Marathon Petroleum expansion aids Ohio


Marathon Petroleum expansion aids Ohio

FINDLAY, OHIO

Marathon Petroleum Corp. says nearly all of the work and materials going into its $80 million headquarters expansion are coming from Northwest Ohio.

The company is adding two new office buildings and two parking garages at its headquarters in Findlay.

A Marathon official says 90 percent of the work and materials are being bought from contractors within 60 miles of its Northwest Ohio home.

Breached pipeline exposed on riverbed

GLENDIVE, Mont.

Sonar indicates part of an underground pipeline that spilled almost 40,000 gallons of oil into Montana’s Yellowstone River and fouled a local water supply is exposed on the riverbed.

The pipeline is exposed for about 50 feet near where the breach occurred Jan. 17, according to a news release from public agencies involved with the response.

The pipeline had been buried at least 8 feet under the riverbed, and the depth was last confirmed in September 2011. The cause of the spill is under investigation.

Kerry condemns Boko Haram violence

LAGOS, Nigeria

In a rare high-level visit to Africa’s most-populous country, U.S. Secretary of State John Kerry on Sunday urged Nigeria’s leading presidential candidates to refrain from fomenting violence after next month’s vote, and he condemned savage attacks by Boko Haram, an al-Qaida-linked insurgency.

On a day when Nigerian troops battled extremists who attacked Maiduguri, the biggest city in the northeast, Kerry played down reports that the U.S. had grown frustrated with Nigeria’s military commitment to fighting the radical Islamist movement. Kerry said the U.S. was sharing intelligence with Nigeria and stood ready to do more if the Feb. 14 election proceeded in a nonviolent, democratic fashion.

Cuba digs in heels over concessions

HAVANA

The start of talks on repairing 50 years of broken relations appears to have left President Raul Castro’s government focused on winning additional concessions without giving in to U.S. demands for greater freedoms, despite the seeming benefits that warmer ties could have for the country’s struggling economy.

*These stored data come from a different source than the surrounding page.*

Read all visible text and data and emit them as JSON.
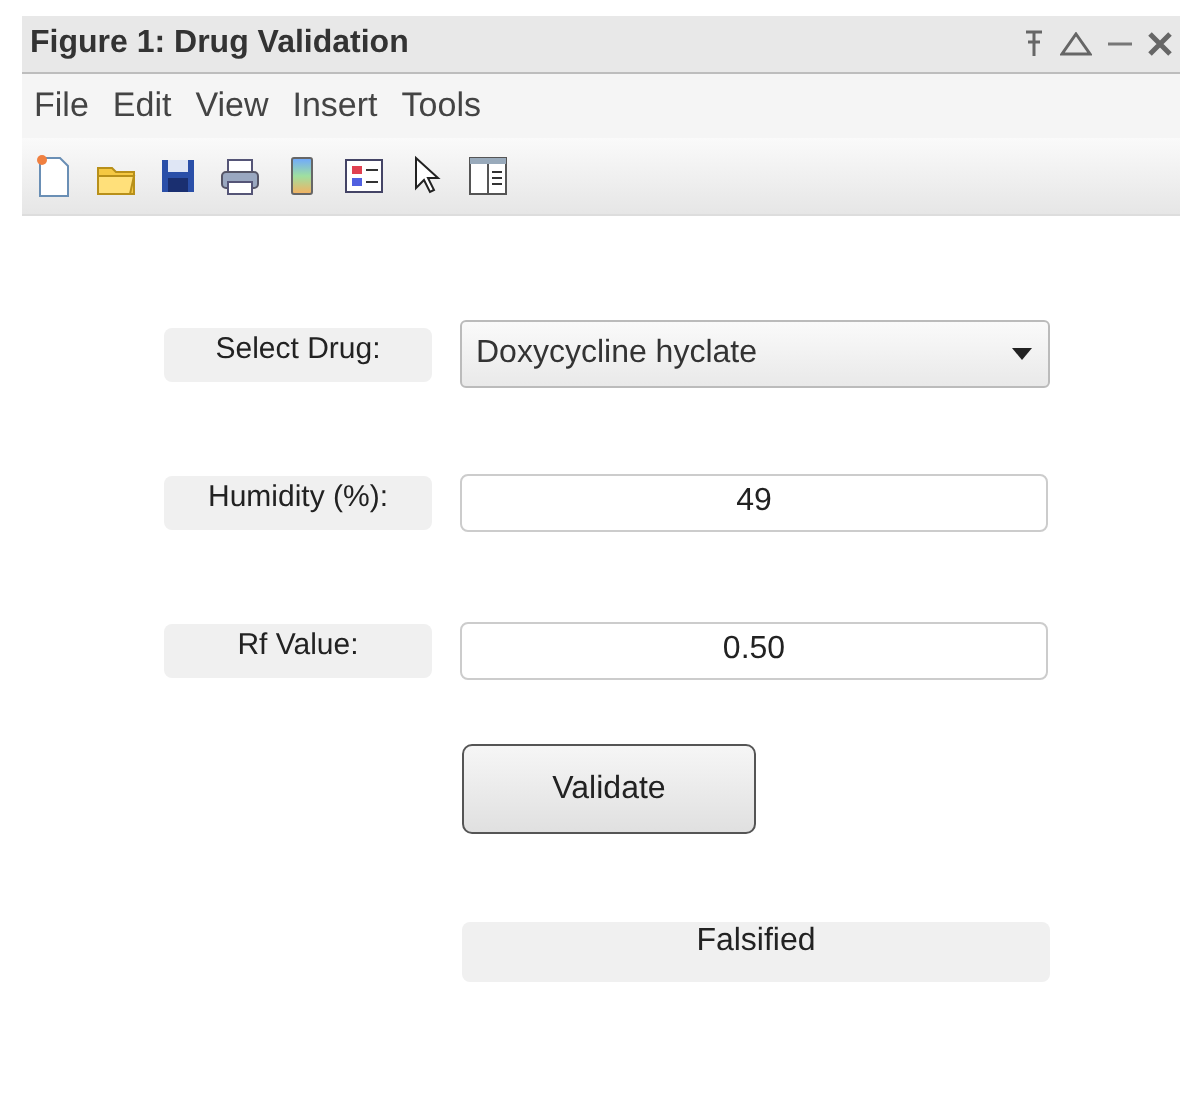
{
  "window": {
    "title": "Figure 1: Drug Validation"
  },
  "menu": [
    "File",
    "Edit",
    "View",
    "Insert",
    "Tools"
  ],
  "fields": [
    {
      "kind": "dropdown",
      "label": "Select Drug:",
      "value": "Doxycycline hyclate"
    },
    {
      "kind": "input",
      "label": "Humidity (%):",
      "value": "49"
    },
    {
      "kind": "input",
      "label": "Rf Value:",
      "value": "0.50"
    }
  ],
  "button": "Validate",
  "result": "Falsified"
}
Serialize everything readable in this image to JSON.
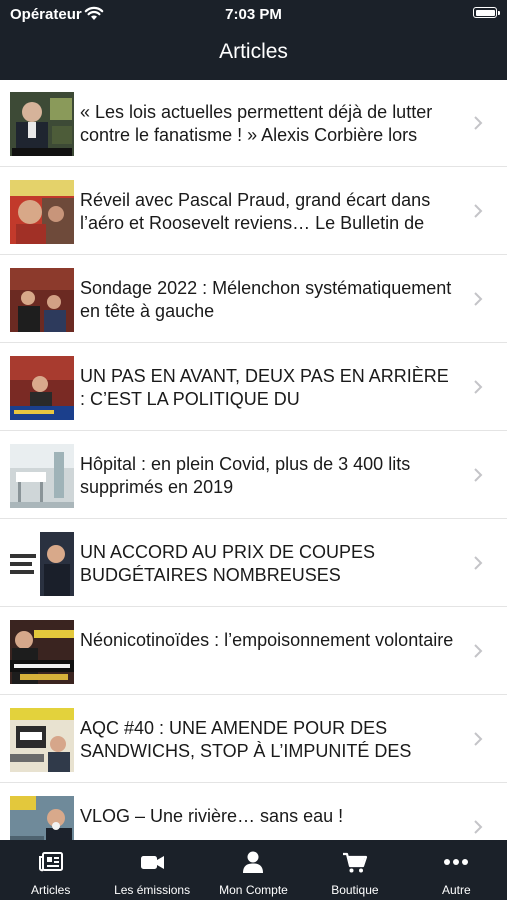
{
  "status_bar": {
    "carrier": "Opérateur",
    "time": "7:03 PM"
  },
  "nav": {
    "title": "Articles"
  },
  "articles": [
    {
      "title": "« Les lois actuelles permettent déjà de lutter contre le fanatisme ! » Alexis Corbière lors"
    },
    {
      "title": "Réveil avec Pascal Praud, grand écart dans l’aéro et Roosevelt reviens… Le Bulletin de"
    },
    {
      "title": "Sondage 2022 : Mélenchon systématiquement en tête à gauche"
    },
    {
      "title": "UN PAS EN AVANT, DEUX PAS EN ARRIÈRE : C’EST LA POLITIQUE DU"
    },
    {
      "title": "Hôpital : en plein Covid, plus de 3 400 lits supprimés en 2019"
    },
    {
      "title": "UN ACCORD AU PRIX DE COUPES BUDGÉTAIRES NOMBREUSES"
    },
    {
      "title": "Néonicotinoïdes : l’empoisonnement volontaire"
    },
    {
      "title": "AQC #40 : UNE AMENDE POUR DES SANDWICHS, STOP À L’IMPUNITÉ DES"
    },
    {
      "title": "VLOG – Une rivière… sans eau !"
    }
  ],
  "tabs": [
    {
      "label": "Articles",
      "icon": "newspaper-icon"
    },
    {
      "label": "Les émissions",
      "icon": "video-camera-icon"
    },
    {
      "label": "Mon Compte",
      "icon": "user-icon"
    },
    {
      "label": "Boutique",
      "icon": "cart-icon"
    },
    {
      "label": "Autre",
      "icon": "more-icon"
    }
  ],
  "colors": {
    "bar_background": "#1b2129",
    "separator": "#e4e4e4",
    "chevron": "#c4c4c8"
  }
}
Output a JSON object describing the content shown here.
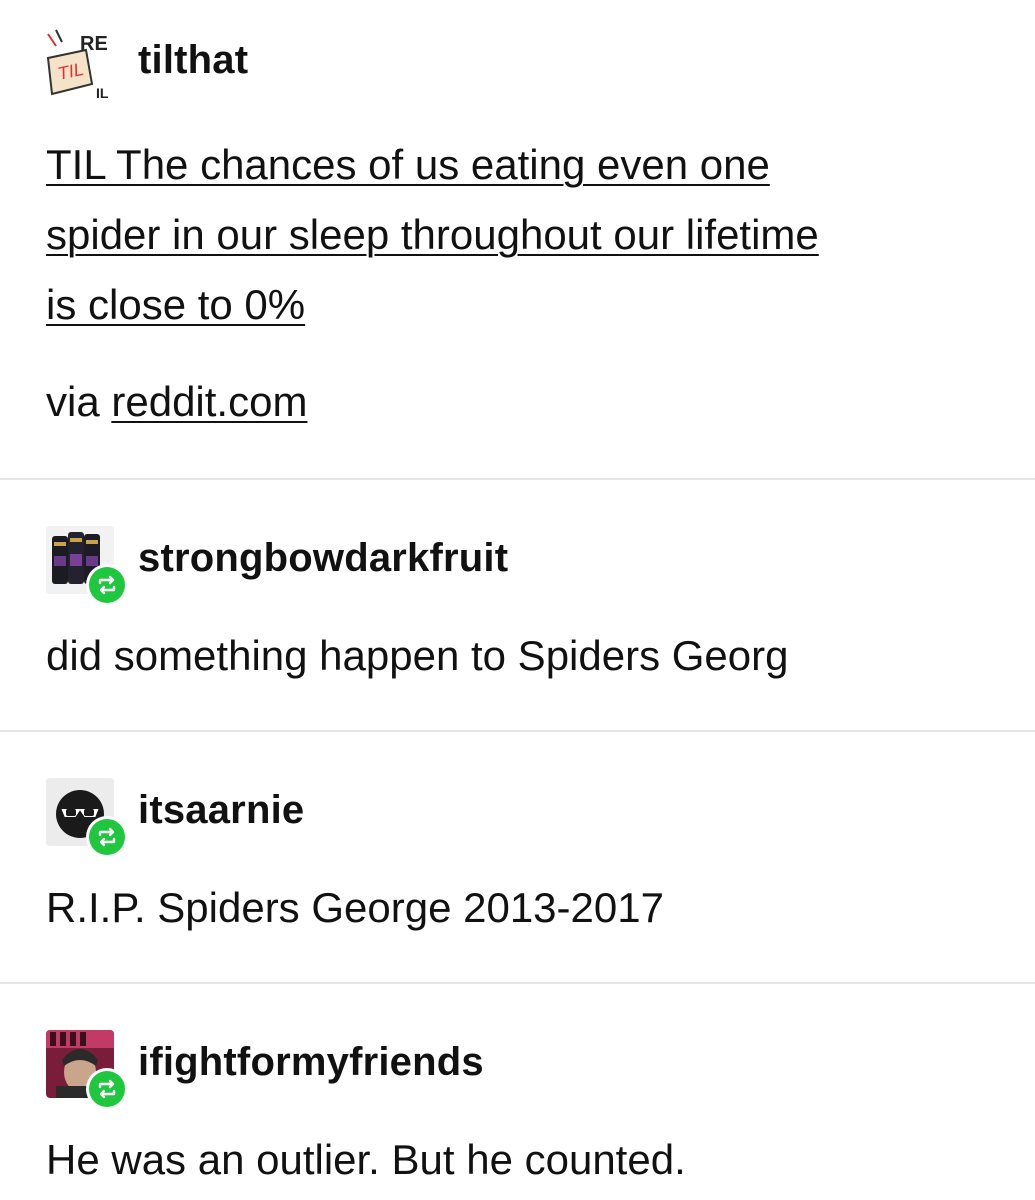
{
  "posts": [
    {
      "username": "tilthat",
      "avatar_icon": "til-logo-icon",
      "avatar_text": {
        "top": "RE",
        "badge": "TIL",
        "bottom": "IL"
      },
      "link_lines": [
        "TIL The chances of us eating even one",
        "spider in our sleep throughout our lifetime",
        "is close to 0%"
      ],
      "via_prefix": "via",
      "via_link": "reddit.com"
    },
    {
      "username": "strongbowdarkfruit",
      "avatar_icon": "cans-avatar-icon",
      "badge_icon": "reblog-icon",
      "text": "did something happen to Spiders Georg"
    },
    {
      "username": "itsaarnie",
      "avatar_icon": "sunglasses-avatar-icon",
      "badge_icon": "reblog-icon",
      "text": "R.I.P. Spiders George 2013-2017"
    },
    {
      "username": "ifightformyfriends",
      "avatar_icon": "character-avatar-icon",
      "badge_icon": "reblog-icon",
      "text": "He was an outlier. But he counted."
    }
  ],
  "colors": {
    "reblog_green": "#1fc73e",
    "divider": "#e6e6e6",
    "text": "#111111"
  }
}
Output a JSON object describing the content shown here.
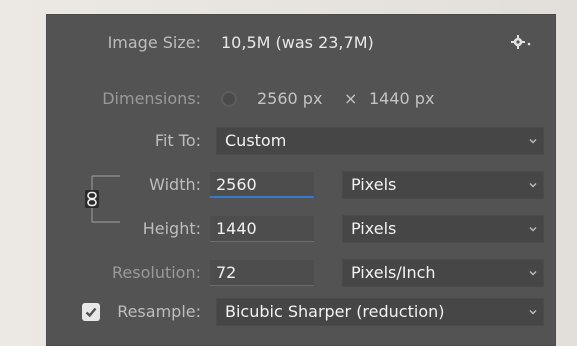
{
  "image_size": {
    "label": "Image Size:",
    "value": "10,5M (was 23,7M)"
  },
  "dimensions": {
    "label": "Dimensions:",
    "width": "2560 px",
    "times": "×",
    "height": "1440 px"
  },
  "fit_to": {
    "label": "Fit To:",
    "selected": "Custom"
  },
  "width": {
    "label": "Width:",
    "value": "2560",
    "unit": "Pixels"
  },
  "height": {
    "label": "Height:",
    "value": "1440",
    "unit": "Pixels"
  },
  "resolution": {
    "label": "Resolution:",
    "value": "72",
    "unit": "Pixels/Inch"
  },
  "resample": {
    "label": "Resample:",
    "checked": true,
    "method": "Bicubic Sharper (reduction)"
  },
  "icons": {
    "settings": "gear-icon",
    "constrain": "chain-link-icon",
    "dropdown": "chevron-down-icon",
    "checkmark": "checkmark-icon"
  },
  "colors": {
    "panel": "#535353",
    "field": "#464646",
    "accent_focus": "#2f7bd6",
    "text": "#e8e8e8",
    "label": "#bdbdbd"
  }
}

After the highest-level open talks in three decades between the two nations, Cuban officials remained firm in rejecting significant reforms pushed by the United States as part of President Barack Obama’s surprise move to re-establish ties and rebuild economic relations with the Communist-led country.

It’s not clear if Cuba’s tough stance is part of normal negotiation tactics or a hardened position that could prevent the talks from moving forward.

Doctors: Medical pot OK in some kid cases

chicago

With virtually no hard proof that medical marijuana benefits sick children, and evidence that it may harm developing brains, the drug should only be used for severely ill kids who have no other treatment option, the nation’s most influential pediatricians group says in a new policy.

Some parents insist that medical marijuana has cured their kids’ troublesome seizures or led to other improvements, but the American Academy of Pediatrics’ new policy says rigorous research is needed to verify those claims.

To make it easier to study and develop marijuana-based treatments, the group recommends removing marijuana from the government’s most-restrictive drug category and switching it to the category which includes methadone and oxycodone.